At some point in the last few years, NYC-based C. Spencer Yeh’s profile shifted. Dude just wasn’t there in the same way: the avalanche of group and solo recordings slowed to a trickle, supplanted by frequent live gigging and the occasional collaborative release. Yeh lives in a continuous state of creative evolution, and Solo Voice I-X jacks into the relative new by eschewing everything else he’s accomplished via guitar, violin, electronics, and traditional songwriting; here he transitions into Chik White/Arrington de Dionyso territory. Solo Voice fixates, frankly and nakedly, on voice sounds. A noisome, numbskulled series of thbbbpts usher this album in; a rapid-fire suite of sounds that suggest slurping, the harsh intake of breath, or mallards in heat closes it out.
In between Yeh eagerly re-contextualizes sub-adolescent annoyances as avant-garde bread ’n’ butter: a staccato percussion achieved via tongue, mouth, and gums; the enervating conjuring and gargling of saliva; a stream of no-tone stuttered into something that at first resembles a parody of a Native American chant, before it is pitch-shifted down into a parody of a parody of the mentally disabled.
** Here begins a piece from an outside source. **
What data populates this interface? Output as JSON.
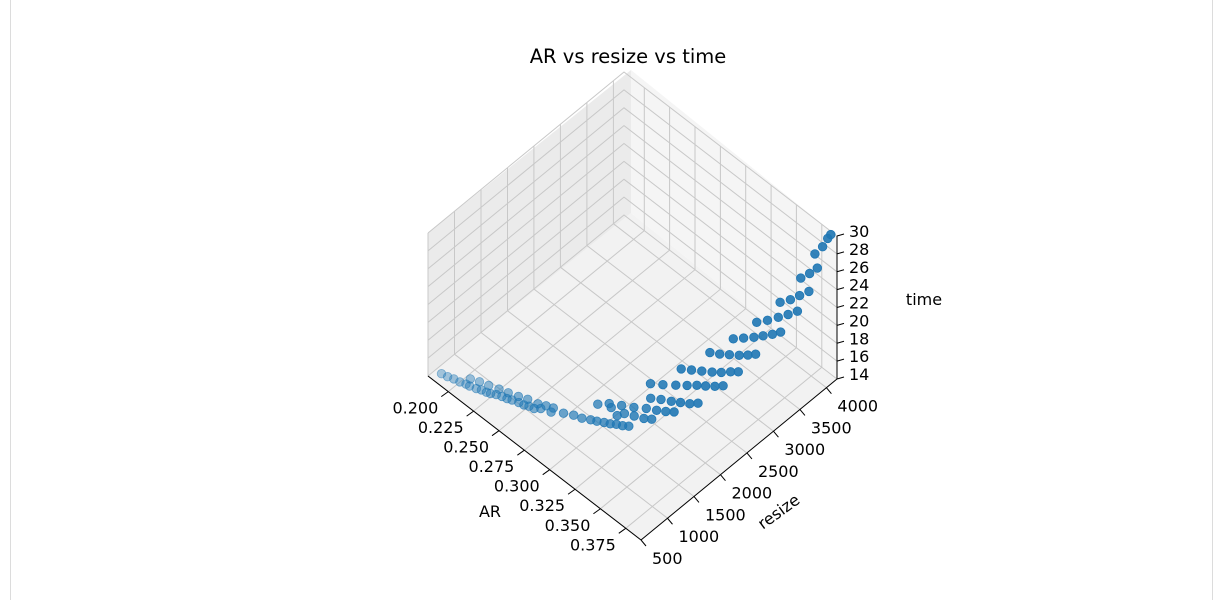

The front end of “Solo Voice XII” opts to diversify, marrying a tuneless hum, visceral slurps, primitive beat-boxing, coughing, and unsettling utterances that suggest either a stroke victim relearning speech or a partier on the verge of throwing up.
Solo Voice I-X is at its most potent, I’ve found, when experienced passively—as background sound to reading or playing a video game or thinking something through. The actuality of how Yeh achieved this is somehow too confrontational and crude; the idea of sitting alone in a room listening to this on a turntable, perhaps with friends, doesn’t wash. For the album to satisfy, I need to be paying it only partial attention, half-recognizing the nature of its composition while contemplating it as I might any other above-board noise recording. One of the things noise does best, after all, is to disrupt, to needle, to offer the rough grain with which to confront the present moment and perhaps even the day—which makes Solo Voice I-X the ultimate in office headphone noise gruel.